Bora Keskin is an Associate Professor in the Operations Management area at the Fuqua School of Business at Duke University. Bora received his Ph.D. from the Graduate School of Business at Stanford University in 2012. Before joining the faculty at Duke University in 2015, he worked at McKinsey & Company as a consultant in banking and telecommunications industries, and at the University of Chicago as an Assistant Professor of Operations Management.

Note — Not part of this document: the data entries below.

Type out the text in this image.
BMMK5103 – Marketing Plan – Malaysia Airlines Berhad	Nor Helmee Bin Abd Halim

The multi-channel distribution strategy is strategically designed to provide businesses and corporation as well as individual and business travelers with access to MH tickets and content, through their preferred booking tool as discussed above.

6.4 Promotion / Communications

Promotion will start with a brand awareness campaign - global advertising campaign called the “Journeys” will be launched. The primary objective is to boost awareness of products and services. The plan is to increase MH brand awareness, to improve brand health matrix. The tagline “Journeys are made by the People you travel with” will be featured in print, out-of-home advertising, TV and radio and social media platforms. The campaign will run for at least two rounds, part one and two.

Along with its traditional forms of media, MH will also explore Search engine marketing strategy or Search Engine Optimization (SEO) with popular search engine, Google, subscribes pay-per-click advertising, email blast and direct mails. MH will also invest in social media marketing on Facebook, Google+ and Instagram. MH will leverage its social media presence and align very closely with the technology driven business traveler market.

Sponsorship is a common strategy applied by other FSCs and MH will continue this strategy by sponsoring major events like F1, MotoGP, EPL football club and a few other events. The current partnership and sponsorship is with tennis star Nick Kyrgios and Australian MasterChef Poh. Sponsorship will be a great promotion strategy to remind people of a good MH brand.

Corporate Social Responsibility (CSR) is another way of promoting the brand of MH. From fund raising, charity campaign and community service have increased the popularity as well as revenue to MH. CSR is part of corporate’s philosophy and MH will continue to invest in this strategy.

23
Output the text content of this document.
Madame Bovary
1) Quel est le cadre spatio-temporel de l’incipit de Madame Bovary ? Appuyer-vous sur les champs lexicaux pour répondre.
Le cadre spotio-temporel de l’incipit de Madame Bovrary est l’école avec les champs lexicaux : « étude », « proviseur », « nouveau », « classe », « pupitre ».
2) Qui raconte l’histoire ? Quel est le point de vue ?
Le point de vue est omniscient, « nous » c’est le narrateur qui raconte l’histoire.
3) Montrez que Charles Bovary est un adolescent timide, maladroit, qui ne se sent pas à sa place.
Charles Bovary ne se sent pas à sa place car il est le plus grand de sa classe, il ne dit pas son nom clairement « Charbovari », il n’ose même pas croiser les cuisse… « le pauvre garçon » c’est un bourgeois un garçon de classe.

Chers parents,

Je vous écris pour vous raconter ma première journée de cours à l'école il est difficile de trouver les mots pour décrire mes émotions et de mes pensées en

Bora’s main research explores data-driven decision making in complex business problems. In particular, he is interested in stochastic models and their application to revenue management, dynamic pricing, statistical learning, machine learning, and product differentiation. In 2019, Bora was awarded the Lanchester Prize for the development of a novel paradigm for the modeling and analysis of online dynamic optimization problems that are subject to temporal uncertainty.

Bora has taught Value Chain Innovation as well as Supply Chain Management for the Daytime and Executive MBA programs, and Revenue Management and Pricing for the PhD program at Fuqua. Outside Duke, Bora serves an Associate Editor for Management Science and Operations Research. He also served as an Associate Editor for the Management Science Special Issue on Data-Driven Prescriptive Analytics, as a Board Member for the INFORMS Revenue Management and Pricing (RMP) Section, and as a Cluster Chair for the RMP and MSOM-Service tracks at INFORMS Annual Meetings.